I just LOVED this story. Elizabeth McCourt is an elderly Blantyre lady who once lived in Auchinraith Road, Blantyre during the 1940’s and 1950’s. Although now living in Australia, she remembers vividly her youth in Blantyre, especially during wartime years.
With help from her son, Elizabeth contacted me back in January 2018 with a delightful story from her childhood. She writes,
“I, Elizabeth Brown was born in the Scottish Borders in 1939. We moved to Blantyre just before the outbreak of WW2, whilst I was a tiny baby. By the age of three in 1942, people just called me ‘Lizzie’. Even then, I was aware that my father was not there all the time, off on duty in France. He would come home very rarely whilst on service leave and only for a few days. I thought my heart would burst with excitement each time he walked through the door and it’s my earliest memory seeing him standing in the doorway with arms outstretched, his beaming face lighting up the room.
One time, around 1943, he had been back for 2 weeks and that summer for a rare moment, we were all a family again. We’d play in the fields behind the house, with a large coalbing overlooking our tenement. Despite the war and hardships, it was a happy time and something ingrained in my early memory.
I was around 4 years old that Autumn. My father before he left, crouched down on his knees, to my eye level and said something along the lines of , “be a good girl for your mummy. Go to church and pray every sunday and I promise, I’ll be back as quick as I can. The tears rolled down my face as he left, with me begging him not to go.”
Our family attended Stonefield Parish Church, an impressive building on Glasgow Road. It was a short walk in our Sunday best each weekend. It was always busy in those hard years, but as a child, I had no interest in dry sermons or prolonged preaching. All I wanted to do the whole time in Church was close my eyes and pray! Pray for my daddy to return home safe. Pray that he would be ok. Pray that he would walk through the door tomorrow. Sometimes I’d pray outside Church too.”
I had no idea as a child that my father would be away for 5 months that year and each day I lived in hope. Each Sunday, I’d pray harder, even when the minister wasn’t praying. Christmas and New Year came and went. We got letters and a gift, but no daddy.
Surprise!
Then out the blue, on a cold winters evening, a chap at the door. Our dog raced to the front door as he always did and when my mother opened it, there was daddy! Back! It was January 1944 and my praying had clearly worked! He was home to see us all.
Father did have to leave again of course, but the war turned that year, a growing optimism for many people, but never my mother.

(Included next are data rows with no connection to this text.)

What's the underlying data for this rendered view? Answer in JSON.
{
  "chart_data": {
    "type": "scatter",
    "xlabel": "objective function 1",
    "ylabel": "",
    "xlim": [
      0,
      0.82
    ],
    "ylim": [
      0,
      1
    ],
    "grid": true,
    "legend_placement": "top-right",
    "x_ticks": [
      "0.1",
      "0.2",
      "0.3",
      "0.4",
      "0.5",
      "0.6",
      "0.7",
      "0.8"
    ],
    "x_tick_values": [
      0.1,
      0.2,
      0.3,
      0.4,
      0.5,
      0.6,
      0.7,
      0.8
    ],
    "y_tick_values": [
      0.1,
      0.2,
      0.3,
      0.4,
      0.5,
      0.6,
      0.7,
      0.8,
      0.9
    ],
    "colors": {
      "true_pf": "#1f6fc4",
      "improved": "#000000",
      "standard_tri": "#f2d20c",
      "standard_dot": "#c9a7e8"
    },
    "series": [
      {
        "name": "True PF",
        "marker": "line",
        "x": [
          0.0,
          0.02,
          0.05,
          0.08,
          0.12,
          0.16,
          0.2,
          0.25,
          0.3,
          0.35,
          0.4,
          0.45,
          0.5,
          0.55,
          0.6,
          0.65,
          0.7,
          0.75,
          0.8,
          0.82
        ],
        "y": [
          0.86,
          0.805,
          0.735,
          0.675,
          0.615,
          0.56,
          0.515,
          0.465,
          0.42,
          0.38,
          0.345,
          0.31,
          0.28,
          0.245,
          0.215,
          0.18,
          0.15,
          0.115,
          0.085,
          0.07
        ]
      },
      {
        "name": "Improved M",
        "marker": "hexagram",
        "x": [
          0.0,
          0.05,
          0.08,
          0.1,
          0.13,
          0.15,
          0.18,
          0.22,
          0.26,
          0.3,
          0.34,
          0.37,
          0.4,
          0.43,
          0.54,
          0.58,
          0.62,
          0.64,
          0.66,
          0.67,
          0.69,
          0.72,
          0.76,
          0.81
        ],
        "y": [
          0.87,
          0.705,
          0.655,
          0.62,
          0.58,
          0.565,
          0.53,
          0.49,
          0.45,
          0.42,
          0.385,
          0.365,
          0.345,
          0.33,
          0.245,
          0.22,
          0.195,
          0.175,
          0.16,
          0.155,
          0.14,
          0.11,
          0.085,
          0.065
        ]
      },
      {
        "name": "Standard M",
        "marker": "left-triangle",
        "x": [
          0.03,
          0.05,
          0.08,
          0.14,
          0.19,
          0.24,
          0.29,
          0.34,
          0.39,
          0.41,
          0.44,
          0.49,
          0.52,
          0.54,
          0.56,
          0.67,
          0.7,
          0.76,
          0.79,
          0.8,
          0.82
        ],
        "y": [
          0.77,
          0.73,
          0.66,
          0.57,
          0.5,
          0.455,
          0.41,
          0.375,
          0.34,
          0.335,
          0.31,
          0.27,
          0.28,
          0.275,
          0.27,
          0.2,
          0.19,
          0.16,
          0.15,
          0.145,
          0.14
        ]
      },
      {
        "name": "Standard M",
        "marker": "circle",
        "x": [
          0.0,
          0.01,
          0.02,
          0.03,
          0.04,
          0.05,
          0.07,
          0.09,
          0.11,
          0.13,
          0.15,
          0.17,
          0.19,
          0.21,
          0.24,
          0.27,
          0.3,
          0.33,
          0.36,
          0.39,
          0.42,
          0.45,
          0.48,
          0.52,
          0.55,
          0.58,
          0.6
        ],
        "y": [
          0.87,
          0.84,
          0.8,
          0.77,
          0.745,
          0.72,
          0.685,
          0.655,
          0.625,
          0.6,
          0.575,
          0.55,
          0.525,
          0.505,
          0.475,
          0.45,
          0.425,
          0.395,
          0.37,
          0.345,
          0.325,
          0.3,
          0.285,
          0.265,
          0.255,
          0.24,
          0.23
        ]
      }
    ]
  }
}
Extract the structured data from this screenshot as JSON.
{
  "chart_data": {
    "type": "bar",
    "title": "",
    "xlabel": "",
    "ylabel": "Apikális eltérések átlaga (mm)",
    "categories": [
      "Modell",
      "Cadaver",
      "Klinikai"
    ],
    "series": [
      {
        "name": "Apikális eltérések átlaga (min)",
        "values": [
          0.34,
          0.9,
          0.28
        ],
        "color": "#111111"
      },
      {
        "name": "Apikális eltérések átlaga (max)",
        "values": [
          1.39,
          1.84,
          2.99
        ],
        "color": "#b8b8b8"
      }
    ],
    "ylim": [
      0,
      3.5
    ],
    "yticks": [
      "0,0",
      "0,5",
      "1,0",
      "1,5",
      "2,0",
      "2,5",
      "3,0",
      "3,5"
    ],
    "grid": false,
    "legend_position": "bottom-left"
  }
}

She was always worried. As for me? Well I prayed some more at Church each Sunday and took delight when daddy finally came home and announced he would be staying. After his demob, as a family we decided to move from Blantyre to Australia in the 1950’s and carve out a new, happy life there. I have my own family here now, my handsome father, now long passed.
As an adult in Australia, when times were trying or difficult, or the family was going through sadness of any sort, I’d revert to praying hard, just like I did as a child, my hands tightly bound together and face screwed up, as if the prayer would be made stronger! I’m now nearly 80 years old and still do that!”
Inspired by Lizzie’s story, I decided to illustrate it with a painting.
Here’s how I imagined Lizzie back in those wartime years in Stonefield Church on those church pews. Praying hard for her father’s return. (I loved painting as a teenager and in my 20’s and it was my brother who recently suggested I take it back up again.) This painting, attended to during March and April evenings, whilst I was working away from home, will be carefully wrapped up and sent out Australia, my birthday present for Lizzie on her forthcoming 80th year.
Archie – Paint by numbers is a marvellous thing! 😉 I’ve not painted for several decades. This was the first time i picked up a paint brush in all that time, so i did have to be “eased” into it! lol. My family are always on about me starting to paint again so this was a way of building up confidence again and still took a long time. I got it for Christmas a couple of years ago and it lay in the cupboard unboxed so when this story was emailed to me, I remembered the picture and it just fitted perfectly. Being up here in Stonehaven especially those darker nights and with my book finished, also gave me something to do. I wanted to give the lady something that would make her smile and for her family in taking time to contribute to the site. I like landscapes, but painting people can be difficult.
I painted on holiday in Tiree in July, with the fields behind the cottage, which was a return to blank canvas. However, the weather had been so dry that all the usual summer greenery was more brown and orange and not representative of the usual Tiree summers. One day, i’ll dig out my ‘real’ previous compositions and landscape paintings in the loft and send you them through…..I think i have one of David Livingstone Centre somewhere. I’d love to be able to illustrate some scenes around Blantyre in due course within my books. When i’m a little more confident again, I will post on the page. All the best,
I am a completely irreligous person but this story and incredible painting brought a tear to my eye.
Best wishes “Lizzie” and congratulations Paul on this touching and talented rendering.